1. Newark Equatorial

O primeiro caso de poliomielite naquele verão foi registrado
no começo de junho, logo depois do Memorial Day, feriado
que marca o começo da estação, num bairro pobre de italianos do
outro lado da cidade. Ali onde morávamos, numa área do sudoeste
chamada Weequahic e ocupada por judeus, nada soubemos
sobre isso nem sobre os outros doze casos espalhados por quase
toda Newark e mais distantes da nossa vizinhança. Só por volta
do feriado de Quatro de Julho, quando quarenta ocorrências já
haviam sido registradas na cidade, apareceu na primeira página
do jornal vespertino um artigo intitulado “Autoridade médica
alerta os pais contra a poliomielite”, no qual o dr. William Kittell,
superintendente do Conselho de Saúde, orientava os pais a
observarem de perto seus filhos e a contatarem um médico se
qualquer criança apresentasse sintomas tais como dor de cabeça,
garganta inflamada, enjoo, pescoço enrijecido, dor nas
articulações ou febre.
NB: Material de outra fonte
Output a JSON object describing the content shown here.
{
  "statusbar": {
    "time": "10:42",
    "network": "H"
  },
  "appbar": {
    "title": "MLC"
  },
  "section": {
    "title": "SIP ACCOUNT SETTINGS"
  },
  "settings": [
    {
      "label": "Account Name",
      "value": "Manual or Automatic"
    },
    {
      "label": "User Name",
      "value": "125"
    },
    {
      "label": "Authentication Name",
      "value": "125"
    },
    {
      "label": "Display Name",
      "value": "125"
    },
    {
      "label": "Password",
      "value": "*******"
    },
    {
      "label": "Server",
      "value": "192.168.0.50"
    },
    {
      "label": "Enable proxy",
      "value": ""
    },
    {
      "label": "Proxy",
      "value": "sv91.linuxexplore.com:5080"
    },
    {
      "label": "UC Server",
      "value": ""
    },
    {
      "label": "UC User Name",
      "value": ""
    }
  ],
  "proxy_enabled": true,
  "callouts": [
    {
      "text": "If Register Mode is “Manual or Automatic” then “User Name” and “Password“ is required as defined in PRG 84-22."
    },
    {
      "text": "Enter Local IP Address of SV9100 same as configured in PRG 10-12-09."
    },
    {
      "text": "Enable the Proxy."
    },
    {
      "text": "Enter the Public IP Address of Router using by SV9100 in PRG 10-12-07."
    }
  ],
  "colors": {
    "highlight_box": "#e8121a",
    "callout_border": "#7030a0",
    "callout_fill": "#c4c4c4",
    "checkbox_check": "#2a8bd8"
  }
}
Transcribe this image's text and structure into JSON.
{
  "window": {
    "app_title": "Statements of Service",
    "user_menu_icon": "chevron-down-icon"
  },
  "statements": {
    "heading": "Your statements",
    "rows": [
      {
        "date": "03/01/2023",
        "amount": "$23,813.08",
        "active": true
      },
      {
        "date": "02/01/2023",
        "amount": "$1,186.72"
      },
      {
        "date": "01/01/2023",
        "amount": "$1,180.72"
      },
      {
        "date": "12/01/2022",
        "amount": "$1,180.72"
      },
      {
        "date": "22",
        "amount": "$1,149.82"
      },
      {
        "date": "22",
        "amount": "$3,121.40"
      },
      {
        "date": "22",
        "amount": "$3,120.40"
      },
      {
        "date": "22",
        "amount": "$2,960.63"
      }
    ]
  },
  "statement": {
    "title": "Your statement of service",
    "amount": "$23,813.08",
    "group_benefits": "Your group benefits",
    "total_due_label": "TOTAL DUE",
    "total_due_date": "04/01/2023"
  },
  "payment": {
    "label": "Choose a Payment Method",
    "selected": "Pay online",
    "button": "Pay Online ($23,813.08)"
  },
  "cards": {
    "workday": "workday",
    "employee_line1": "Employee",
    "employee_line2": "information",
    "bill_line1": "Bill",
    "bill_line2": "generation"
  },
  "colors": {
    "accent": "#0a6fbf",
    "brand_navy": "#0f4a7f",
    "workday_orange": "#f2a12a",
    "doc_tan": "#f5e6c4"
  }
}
Embora reconhecesse que quarenta casos
eram mais que o dobro do número normalmente registrado
nos primórdios da estação de pólio, o dr. Kittell fazia questão de
deixar absolutamente claro que a cidade de 429 mil habitantes
de forma nenhuma estava sofrendo de algo que pudesse ser caracterizado
como uma epidemia da doença.

Naquele verão, comoem todos os outros, havia motivos de preocupação
e era necessáriotomar as precauções higiênicas de praxe, porém até
o momento não se justificava o tipo de alarme, “perfeitamente
compreensível”,que os pais haviam exibido vinte e oito anos antes,
durante o maior surto da doença — a epidemia de pólio de 1916
no nordeste dos Estados Unidos, quando ocorreram mais de 27
mil casos e 6 mil mortes. Em Newark, haviam sido observados
1360 casos e 363 mortes.

No entanto, mesmo num ano em que o número de ocorrências
se encontrava próximo à média e o risco de contrair a
poliomielite era muito menor do que em 1916, uma doença
capaz de causar paralisia, deixando uma criança aleijada para
sempre ou incapaz de respirar fora de um cilindro de metal
conhecido como pulmão de aço — isso quando a paralisia dos
músculos respiratórios não levava à morte —, era causa de
grande apreensão entre os pais em nossa vizinhança e prejudicava
a paz de espírito das crianças que estavam livres da escola
durante as férias de verão, podendo brincar do lado de fora o
dia todo e aproveitar as longas horas do crepúsculo. A preocupação
com as graves consequências de contrair uma forma séria
da doença era ainda maior por não existir nenhuma droga capaz
de combatê‑la e nenhuma vacina que criasse imunidade
contra ela. A poliomielite — ou paralisia infantil, como era
chamada quando se pensava que atingia principalmente crianças
bem pequenas — podia vitimar qualquer pessoa, sem nenhum
motivo aparente. Embora as crianças e os jovens de até
dezesseis anos fossem os mais vulneráveis, os adultos também
podiam ser seriamente infectados, como aconteceu com o então
presidente dos Estados Unidos.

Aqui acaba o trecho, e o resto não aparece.